The report, which tracks progress in broadband over the past year, reveals that Ireland is not catching up, but rather maintaining its position at the bottom of the table. ECTA outlines the damage that has been done to the Irish broadband market by the slow processes in place for unbundling the local loop.
It concludes that the leading broadband countries are those where competitors have been able to come in and build a share of the market using competing technologies. In these countries there is competition in broadband from DSL, LLU, and from cable networks.
"The evidence is clear: in France and the UK where action was taken on local loop unbundling and bitstream, they moved up three places in the broadband league table in 18 months," said Tom Hickey, chairman of ALTO, which represents ECTA in Ireland. "Italy also rose two places in the past two years as a result of its policy of building a path towards competition through bitstream and local loop unbundling; the countries at the top of the table are those with the highest LLU rates," Hickey concluded.

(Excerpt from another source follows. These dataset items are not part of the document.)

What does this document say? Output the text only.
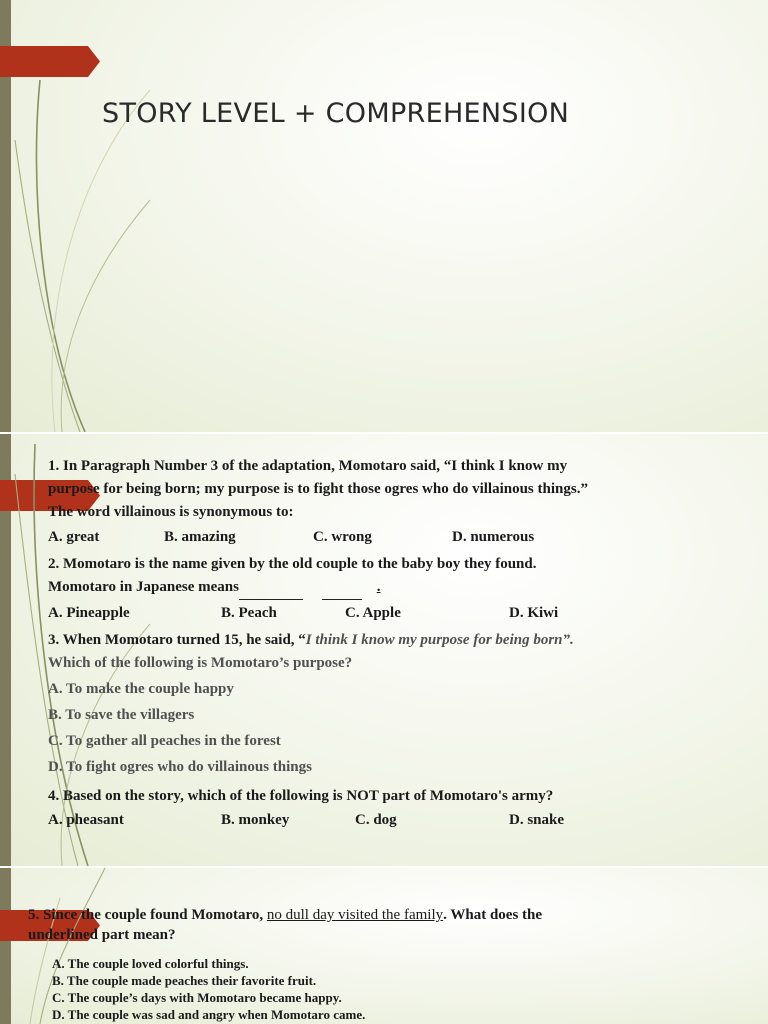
STORY LEVEL + COMPREHENSION

1. In Paragraph Number 3 of the adaptation, Momotaro said, “I think I know my purpose for being born; my purpose is to fight those ogres who do villainous things.” The word villainous is synonymous to:

A. great	B. amazing	C. wrong	D. numerous

2. Momotaro is the name given by the old couple to the baby boy they found.
Momotaro in Japanese means	.

A. Pineapple	B. Peach	C. Apple	D. Kiwi

3. When Momotaro turned 15, he said, “I think I know my purpose for being born”. Which of the following is Momotaro’s purpose?

A. To make the couple happy
B. To save the villagers
C. To gather all peaches in the forest
D. To fight ogres who do villainous things

4. Based on the story, which of the following is NOT part of Momotaro's army?

A. pheasant	B. monkey	C. dog	D. snake

5. Since the couple found Momotaro, no dull day visited the family. What does the underlined part mean?

A. The couple loved colorful things.
B. The couple made peaches their favorite fruit.
C. The couple’s days with Momotaro became happy.
D. The couple was sad and angry when Momotaro came.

The report noted that countries at the bottom of the table were all similar in that the incumbent's market share was consistently bigger than in those at the top of the table, with new competitors providing less than 40 percent of broadband lines. In Ireland, new competitors provide only 37 percent of lines.
"Competition works, but competitors need to be able to access the copper loop in a reasonable manner to bring services to their customers," said Hickey, who went on to say that broadband penetration needs to be increased significantly.
"The ECTA report found that the countries with the highest broadband penetration had strong competition, with at least 50 percent of broadband lines being provided by competitors of the incumbent," said Hickey.
The ECTA study comes on the back of the OECD's Science, Technology and Industry Scoreboard 2005 survey, which ranked Ireland 19th out of 22 countries. Poland, the Czech Republic and Hungary now have more households with high-speed internet access than Ireland, which has penetration of about 5 percent and is the fourth-worst performer in the league table. The only other countries ranking lower for the period from 2000 to 2004 were Mexico, Turkey and Greece.